I tell no lies that before I found trail running I actually had to remove a rock from my 12 year old daughters leg. At the sight of the tick being removed with its head still wriggling, she promptly projective vomited across the room. This was my first experience of these horrible creatures but by far my last. I don’t tend to suffer with many of the grotesque parasites but I’m regularly pulling them out of the dog who does love to run through anything other than the path! If you’re a trail runner, we recommend investing in a tick tool and learning how to remove them.

It doesn’t really matter what type you buy. It’s personal preference. I tend to favour the metal ones, a bit like tweezers but there are plastic versions and card style tick tools too.

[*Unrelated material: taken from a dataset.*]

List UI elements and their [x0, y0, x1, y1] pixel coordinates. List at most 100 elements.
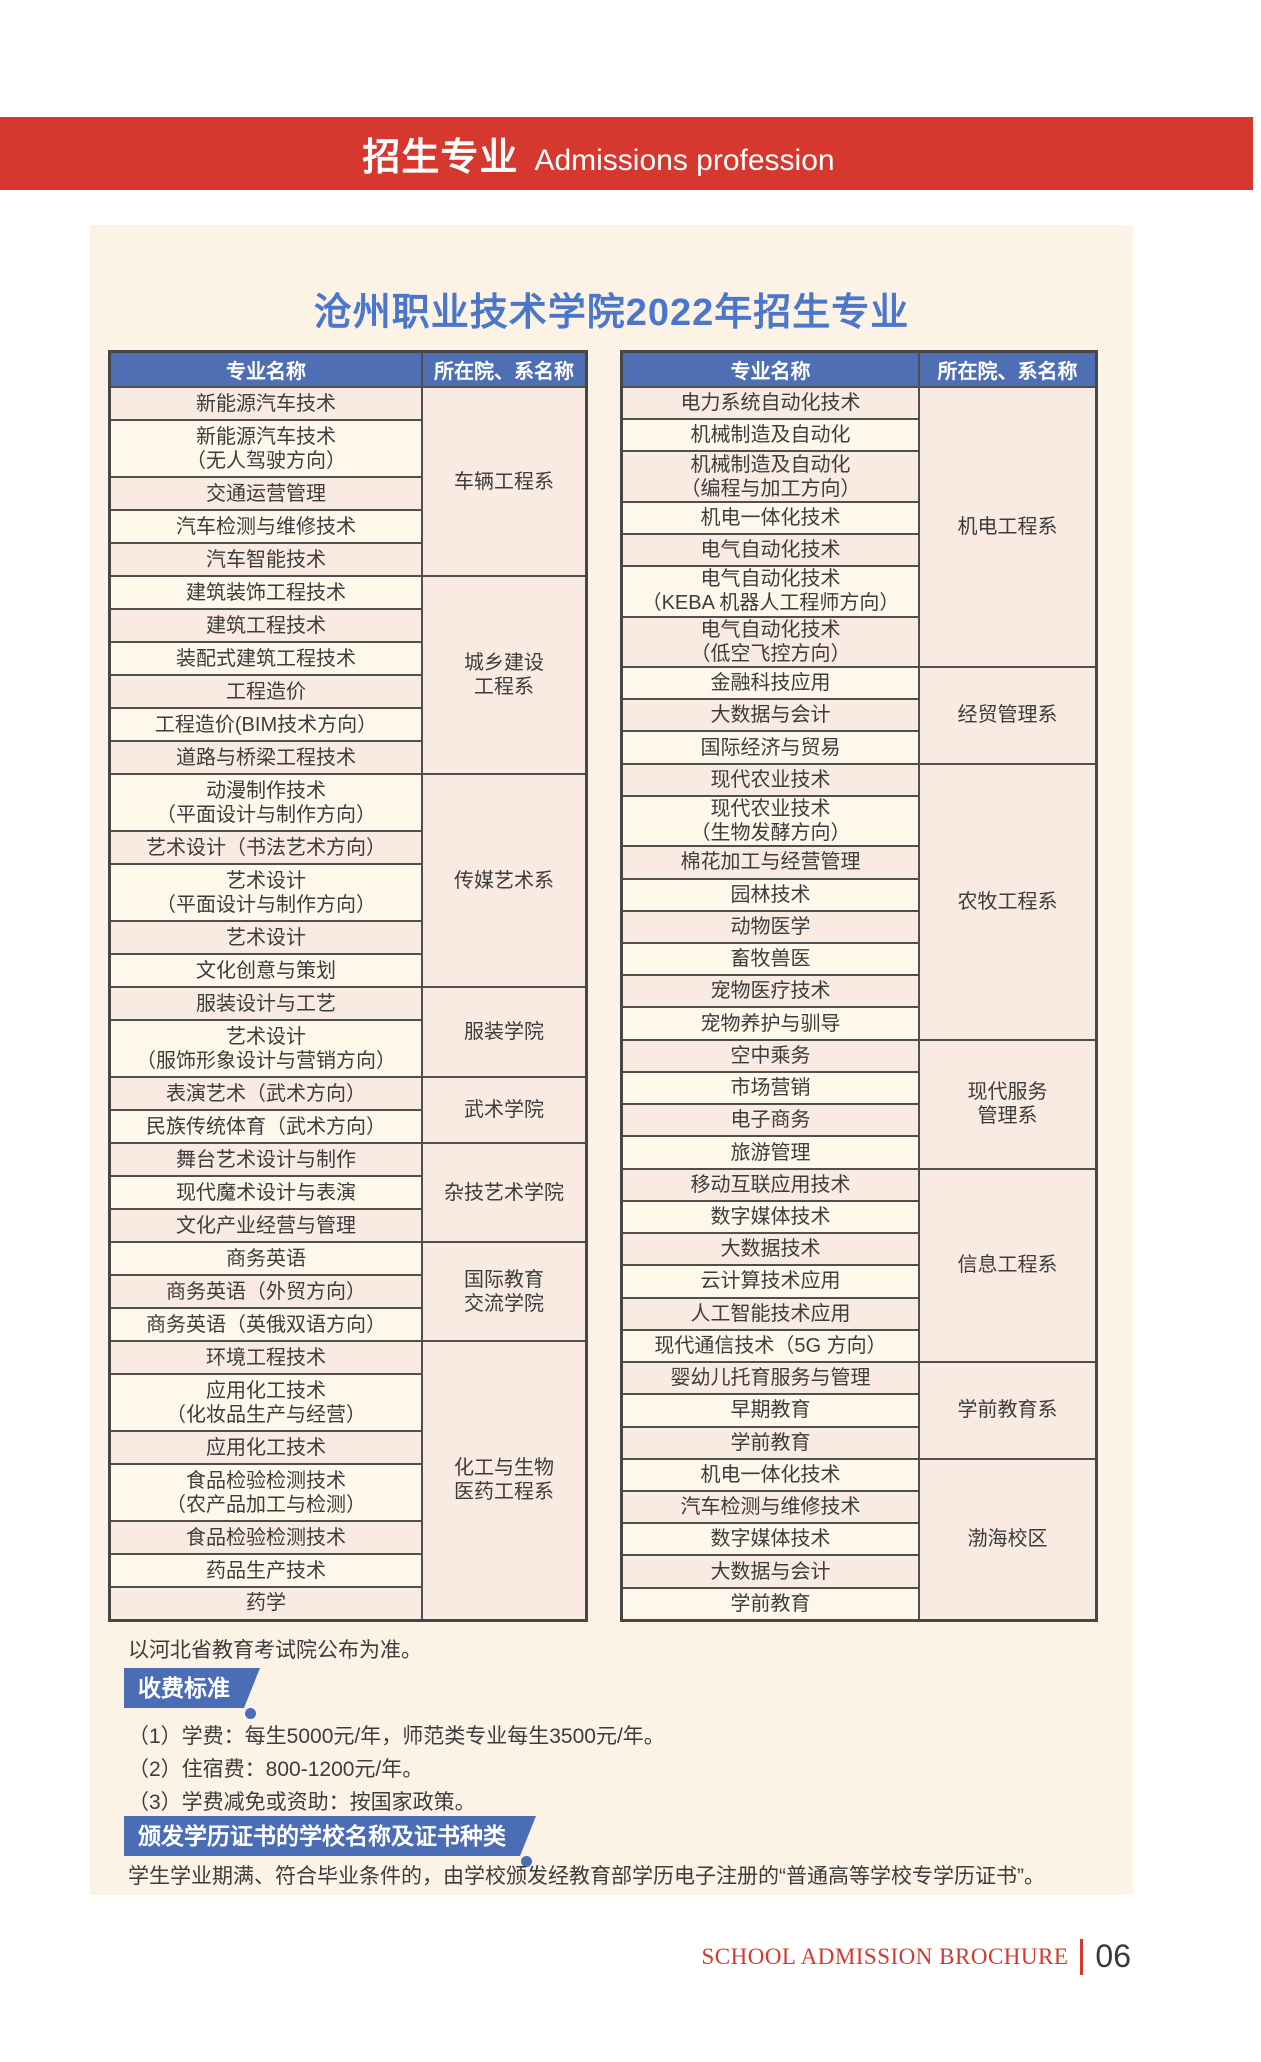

I was overtaken by an ultrarunner recently during a race. She looked like she meant business and I gave her the nod of appreciation as she ran past me on a gravel path. This admiration soon turned to amusement as I got to a muddy ditch only to find her trying desperately to go around the mud without getting muddy feet. Me? I just stomped straight through it and went on past her (no I was not smug). This was not always the case. in fact, I’d admit to being a proper wetty when it came to mud in the early days. Now, it’s not a real Sunday if I don’t have to spend 10-15 minutes scrubbing my feet in the shower and finding somewhere to dry my muddy trail shoes. While we are on the subject of drying trail shoes, did you know, you can actually buy a shoe dryer! We weren’t aware of this until someone commented on a blog we’d written about cleaning muddy trail shoes!

Falling Over

Are you even a trail runner if you haven’t fallen over? Only this weekend at a wet and misty trail half in the Black Mountains, I ended up on my arse on a mudslide down to the finish. Top tip – don’t try and grab stingers to break your fall. It hurts and it doesn’t help. This also goes for brambles.

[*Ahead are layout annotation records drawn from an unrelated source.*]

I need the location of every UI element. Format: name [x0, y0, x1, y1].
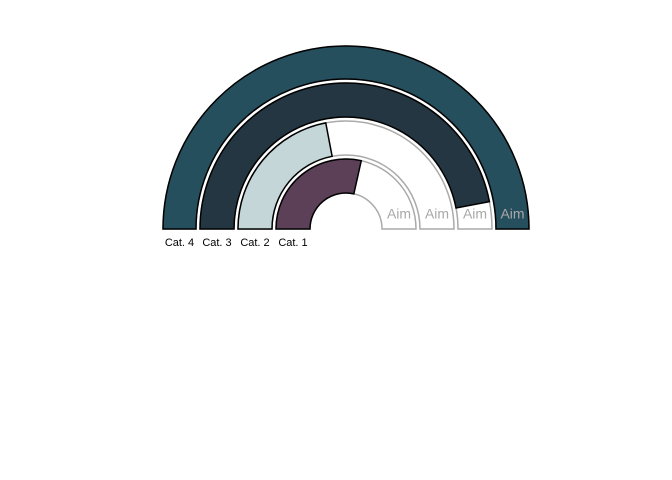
gauge-bar	[199, 82, 491, 230]
target-label: Aim	[425, 206, 449, 222]
gauge-bar	[162, 45, 530, 230]
gauge-bar	[275, 158, 363, 230]
target-label: Aim	[387, 206, 411, 222]
target-label: Aim	[463, 206, 487, 222]
category-label: Cat. 1	[278, 237, 308, 249]
gauge-bar	[237, 122, 334, 230]
category-label: Cat. 3	[202, 237, 232, 249]
category-label: Cat. 2	[240, 237, 270, 249]
category-label: Cat. 4	[164, 237, 195, 249]
target-label: Aim	[500, 206, 524, 222]
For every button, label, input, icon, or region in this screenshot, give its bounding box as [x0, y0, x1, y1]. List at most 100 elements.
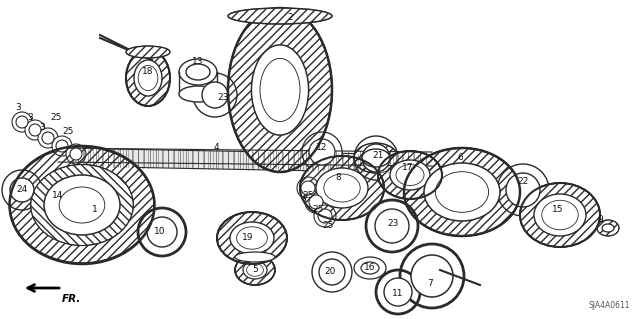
Circle shape — [411, 255, 453, 297]
Circle shape — [354, 136, 398, 180]
Circle shape — [12, 112, 32, 132]
Circle shape — [2, 170, 42, 210]
Text: 12: 12 — [316, 144, 328, 152]
Circle shape — [70, 148, 82, 160]
Text: 4: 4 — [213, 144, 219, 152]
Ellipse shape — [542, 200, 578, 230]
Text: 20: 20 — [324, 268, 336, 277]
Ellipse shape — [60, 187, 105, 223]
Text: 25: 25 — [51, 114, 61, 122]
Text: 14: 14 — [52, 190, 64, 199]
Ellipse shape — [51, 193, 59, 207]
Circle shape — [52, 136, 72, 156]
Text: 25: 25 — [323, 220, 333, 229]
Ellipse shape — [404, 148, 520, 236]
Ellipse shape — [520, 183, 600, 247]
Text: 3: 3 — [27, 114, 33, 122]
Text: 21: 21 — [372, 151, 384, 160]
Ellipse shape — [316, 168, 368, 208]
Ellipse shape — [44, 175, 120, 235]
Circle shape — [312, 252, 352, 292]
Circle shape — [10, 178, 34, 202]
Circle shape — [202, 82, 228, 108]
Ellipse shape — [126, 46, 170, 58]
Text: 6: 6 — [457, 153, 463, 162]
Ellipse shape — [435, 172, 488, 212]
Circle shape — [384, 278, 412, 306]
Text: 7: 7 — [427, 278, 433, 287]
Ellipse shape — [228, 8, 332, 172]
Circle shape — [138, 208, 186, 256]
Circle shape — [314, 205, 336, 227]
Ellipse shape — [396, 165, 424, 186]
Circle shape — [301, 181, 315, 195]
Ellipse shape — [361, 262, 379, 274]
Ellipse shape — [424, 163, 500, 221]
Circle shape — [366, 200, 418, 252]
Text: 22: 22 — [517, 177, 529, 187]
Text: 1: 1 — [92, 205, 98, 214]
Circle shape — [506, 173, 540, 207]
Circle shape — [66, 144, 86, 164]
Ellipse shape — [252, 45, 308, 135]
Circle shape — [302, 132, 342, 172]
Text: 19: 19 — [243, 234, 253, 242]
Text: 10: 10 — [154, 227, 166, 236]
Text: 25: 25 — [312, 205, 324, 214]
Text: 17: 17 — [403, 164, 413, 173]
Ellipse shape — [235, 255, 275, 285]
Circle shape — [375, 209, 409, 243]
Ellipse shape — [186, 64, 210, 80]
Ellipse shape — [134, 60, 162, 96]
Circle shape — [309, 195, 323, 209]
Ellipse shape — [10, 147, 154, 263]
Text: 23: 23 — [387, 219, 399, 227]
Text: 24: 24 — [17, 186, 28, 195]
Text: 25: 25 — [302, 190, 314, 199]
Circle shape — [362, 144, 390, 172]
Text: 5: 5 — [252, 265, 258, 275]
Circle shape — [56, 140, 68, 152]
Circle shape — [309, 139, 335, 165]
Circle shape — [16, 116, 28, 128]
Circle shape — [305, 191, 327, 213]
Ellipse shape — [354, 257, 386, 279]
Circle shape — [25, 120, 45, 140]
Ellipse shape — [602, 224, 614, 232]
Circle shape — [147, 217, 177, 247]
Circle shape — [193, 73, 237, 117]
Circle shape — [318, 209, 332, 223]
Ellipse shape — [390, 160, 430, 190]
Ellipse shape — [246, 264, 264, 276]
Circle shape — [42, 132, 54, 144]
Ellipse shape — [597, 220, 619, 236]
Ellipse shape — [534, 194, 586, 236]
Circle shape — [38, 128, 58, 148]
Text: 18: 18 — [142, 68, 154, 77]
Circle shape — [400, 244, 464, 308]
Ellipse shape — [362, 149, 390, 167]
Ellipse shape — [179, 86, 217, 102]
Ellipse shape — [235, 252, 275, 262]
Text: 25: 25 — [62, 128, 74, 137]
Circle shape — [319, 259, 345, 285]
Text: 16: 16 — [364, 263, 376, 272]
Text: 11: 11 — [392, 288, 404, 298]
Ellipse shape — [179, 59, 217, 85]
Polygon shape — [58, 148, 432, 173]
Ellipse shape — [243, 261, 267, 279]
Circle shape — [29, 124, 41, 136]
Ellipse shape — [300, 156, 384, 220]
Ellipse shape — [126, 50, 170, 106]
Ellipse shape — [378, 151, 442, 199]
Ellipse shape — [230, 222, 274, 254]
Circle shape — [297, 177, 319, 199]
Text: 2: 2 — [287, 13, 293, 23]
Text: 23: 23 — [218, 93, 228, 102]
Circle shape — [497, 164, 549, 216]
Text: 9: 9 — [597, 216, 603, 225]
Text: SJA4A0611: SJA4A0611 — [589, 301, 630, 310]
Ellipse shape — [228, 8, 332, 24]
Ellipse shape — [260, 58, 300, 122]
Circle shape — [376, 270, 420, 314]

You can try grabbing on to overhanging branches but that rarely helps either. Luckily on this occasion, it was only my ego that got slightly dented – actually, I don’t even think I cared enough at that point. I have fallen over plenty of times now. My first fall was over a dried cowpat. A particularly proud achievement with a scar on my knee to remind me for all time. In my defence, I was distracted by my running comrade who exclaimed “look at that great view of Glastonbury Tor”. Anyway, the next moment I was faceplanting – thankfully away from the cow pat!

The Time it Takes

I am not sure whether this is a bad thing or that it can be included on a list of negatives of trail running. I guess what I mean is how much of your time it requires. Sometimes, when I am training for a big race, I feel guilty for the amount of time I am out of the house. What takes 2 hours on the road, and means I can run from my door, often takes 3 hours off road and involves travelling to a trail. A 30 mile training run off road in the worst conditions can take around 6 hours. It’s one of the reasons we like back to back runs – you can shorten the time out but then you are out for two days. Of course, it is more than made up for by the views and the enjoyment of running the trails. That said, often, a few hours on the trails is enough to recharge the batteries and set you up for the week ahead.

Being Injured

OK so being injured should be top of the list instead of brambles really! Being injured is definitely top of the list of the things we hate about running. Not being able to run is far worse than any of the above. Tell us if you disagree.

Now, you probably have your won peeves, or have discovered some negatives of trail running. We aren’t having a huge moan. It’s rather tongue in cheek but we’d love to hear what tops your list!